2022
2
Nov

生活雑感

レイプ犯になりかけた夏

遠い昔、大学生の頃につるんでいた村上くんの部屋にはエアコンがなかった。当時としてもエアコンないとか赤貧丸出し、丸出し赤貧ではあったけれど、ぼくの周囲に限ってはエアコンなしの部屋に住む学生は特に珍しくもなかった。

あの夏の日もいつものように村上くんのとこで、缶ビールやら酎ハイを持ち寄って芸術談義をしていた。夢だけで食っていけた、そんな時代。いつか一廉のアーティストになると、全員が信じて疑わない、無知蒙昧だけど眩しい日々だった。

その日は誰かが日本橋の路上で非常に胸クソ悪い、ガチめのレイプ物AVを買ってきていたので、見るともなしに流しながらアンディーウォーホルの話をしていたように思う。

AVは女の子が本気で抵抗して絶叫するようなシロモノで、もちろんパッケージもないようなアングラ系。これマジモンじゃねぇの?って思った記憶がある。

エアコンのない真夏なので、もちろん窓は全開。近所迷惑も顧みず(まだ7時か8時頃だったし)、大きめの音でAVを流しながら、ぼくらはぼくらでバカみたいに笑っていた。

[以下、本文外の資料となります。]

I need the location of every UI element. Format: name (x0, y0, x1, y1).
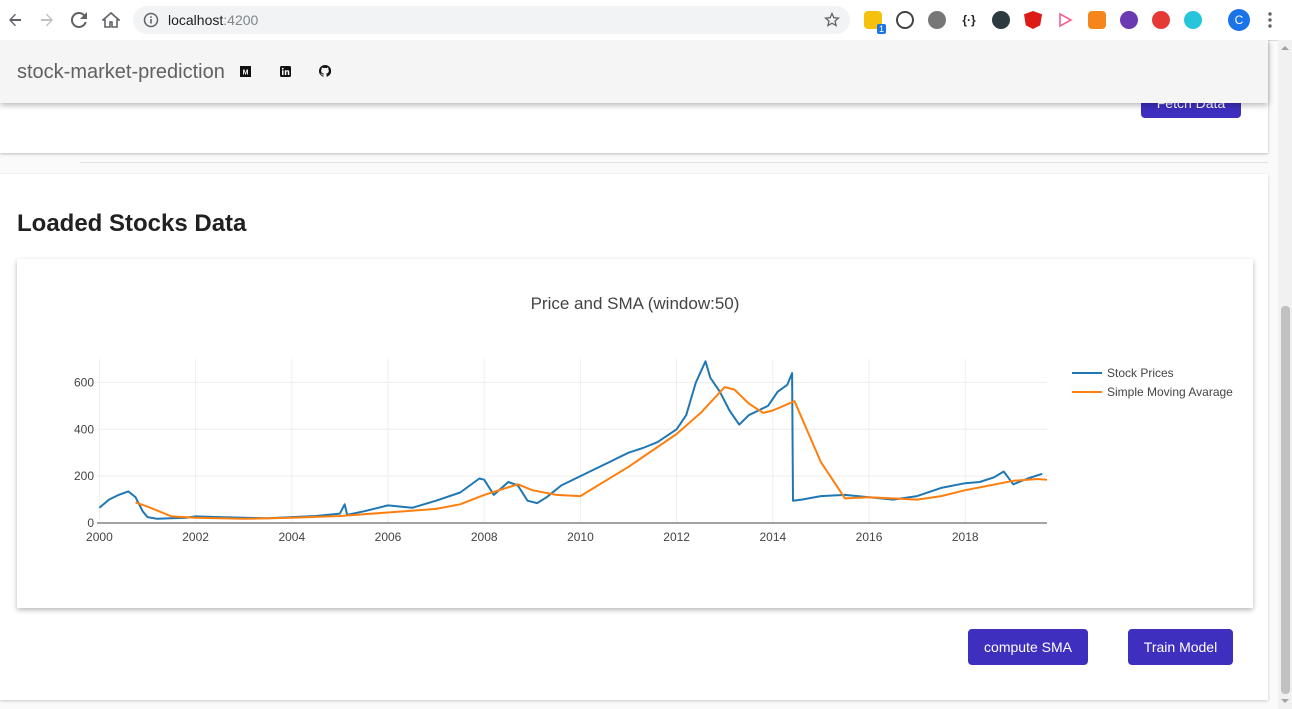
scroll-up-icon[interactable] (1281, 44, 1289, 52)
y-tick-label: 200 (74, 469, 94, 483)
extension-angular-icon[interactable] (1024, 11, 1042, 29)
menu-dots-icon[interactable] (1262, 10, 1278, 30)
forward-icon[interactable] (35, 8, 59, 32)
app-toolbar: stock-market-prediction M (0, 40, 1268, 103)
x-tick-label: 2004 (278, 530, 305, 544)
extension-fox-icon[interactable] (1088, 11, 1106, 29)
app-title[interactable]: stock-market-prediction (17, 61, 225, 83)
chart-card: Price and SMA (window:50) 2000 2002 2004 20… (17, 259, 1253, 608)
x-tick-label: 2000 (86, 530, 113, 544)
extension-eye-icon[interactable] (992, 11, 1010, 29)
bookmark-star-icon[interactable] (823, 11, 841, 28)
browser-toolbar: localhost:4200 1 {·} C (0, 0, 1292, 41)
back-icon[interactable] (3, 8, 27, 32)
extension-play-icon[interactable] (1056, 11, 1074, 29)
x-tick-label: 2018 (952, 530, 979, 544)
loaded-stocks-card: Loaded Stocks Data Price and SMA (window… (0, 174, 1268, 700)
series-line-stock-prices (98, 360, 1043, 520)
chart-title: Price and SMA (window:50) (531, 294, 740, 313)
extension-json-icon[interactable]: {·} (960, 11, 978, 29)
reload-icon[interactable] (67, 8, 91, 32)
page-viewport: Fetch Data stock-market-prediction M Loa… (0, 40, 1278, 709)
extension-news-icon[interactable]: 1 (864, 11, 886, 34)
extension-bug-icon[interactable] (1152, 11, 1170, 29)
info-icon[interactable] (143, 12, 159, 28)
x-tick-label: 2006 (375, 530, 402, 544)
x-tick-label: 2014 (759, 530, 786, 544)
section-title: Loaded Stocks Data (17, 210, 247, 237)
scrollbar-thumb[interactable] (1281, 306, 1290, 694)
x-tick-label: 2010 (567, 530, 594, 544)
divider (80, 162, 1268, 163)
series-layer (98, 360, 1048, 520)
x-tick-label: 2008 (471, 530, 498, 544)
github-icon[interactable] (319, 65, 331, 77)
compute-sma-button[interactable]: compute SMA (968, 629, 1088, 665)
y-tick-label: 600 (74, 375, 94, 389)
extension-code-icon[interactable] (896, 11, 914, 29)
svg-text:M: M (242, 69, 248, 76)
price-sma-chart: Price and SMA (window:50) 2000 2002 2004 20… (74, 294, 1233, 544)
y-tick-label: 0 (87, 516, 94, 530)
linkedin-icon[interactable] (279, 65, 291, 77)
profile-avatar[interactable]: C (1228, 9, 1250, 31)
home-icon[interactable] (99, 8, 123, 32)
extension-hex-icon[interactable] (1184, 11, 1202, 29)
legend-label: Stock Prices (1107, 366, 1174, 380)
scroll-down-icon[interactable] (1281, 697, 1289, 705)
address-bar[interactable]: localhost:4200 (133, 6, 850, 34)
x-tick-label: 2002 (182, 530, 209, 544)
legend-label: Simple Moving Avarage (1107, 385, 1233, 399)
chart-legend: Stock Prices Simple Moving Avarage (1072, 366, 1233, 399)
y-tick-label: 400 (74, 422, 94, 436)
train-model-button[interactable]: Train Model (1128, 629, 1233, 665)
url-text: localhost:4200 (168, 12, 258, 28)
extension-badge: 1 (876, 24, 886, 34)
axis-layer: 2000 2002 2004 2006 2008 2010 2012 2014 2016 2018… (74, 375, 1047, 544)
x-tick-label: 2016 (856, 530, 883, 544)
extension-gear-icon[interactable] (928, 11, 946, 29)
x-tick-label: 2012 (663, 530, 690, 544)
url-host: localhost (168, 12, 224, 28)
url-port: :4200 (223, 12, 259, 28)
medium-icon[interactable]: M (239, 65, 251, 77)
series-line-sma (135, 386, 1048, 520)
grid-layer (97, 359, 1047, 523)
extension-planet-icon[interactable] (1120, 11, 1138, 29)
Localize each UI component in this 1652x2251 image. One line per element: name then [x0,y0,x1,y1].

突然、玄関が乱暴に叩かれた。何やねん!?と鍵を開けた瞬間、警察官が乗り込んできた。開け放した窓からも何人かの警官が入ってきた。何が起きたのかまったく把握できない状況下で、いきなり部屋の中にポリスメンが登場したような感じだった。

ご近所さんから大学生が女の子を暴行してるという通報があったらしい。いやいや、窓開けて強姦する奴おらんやろ?って思ったけど、あきれ顔のお巡りさんに近所迷惑を考えろ!とマジ説教を食らった。窓から乗り込んできた警官が村上くんのガンプラを壊したけど、それについての謝罪は一切なかった。

今朝、あの夏の日の夢を見た。懐かしかった。村上くんはその後大阪府警に就職した。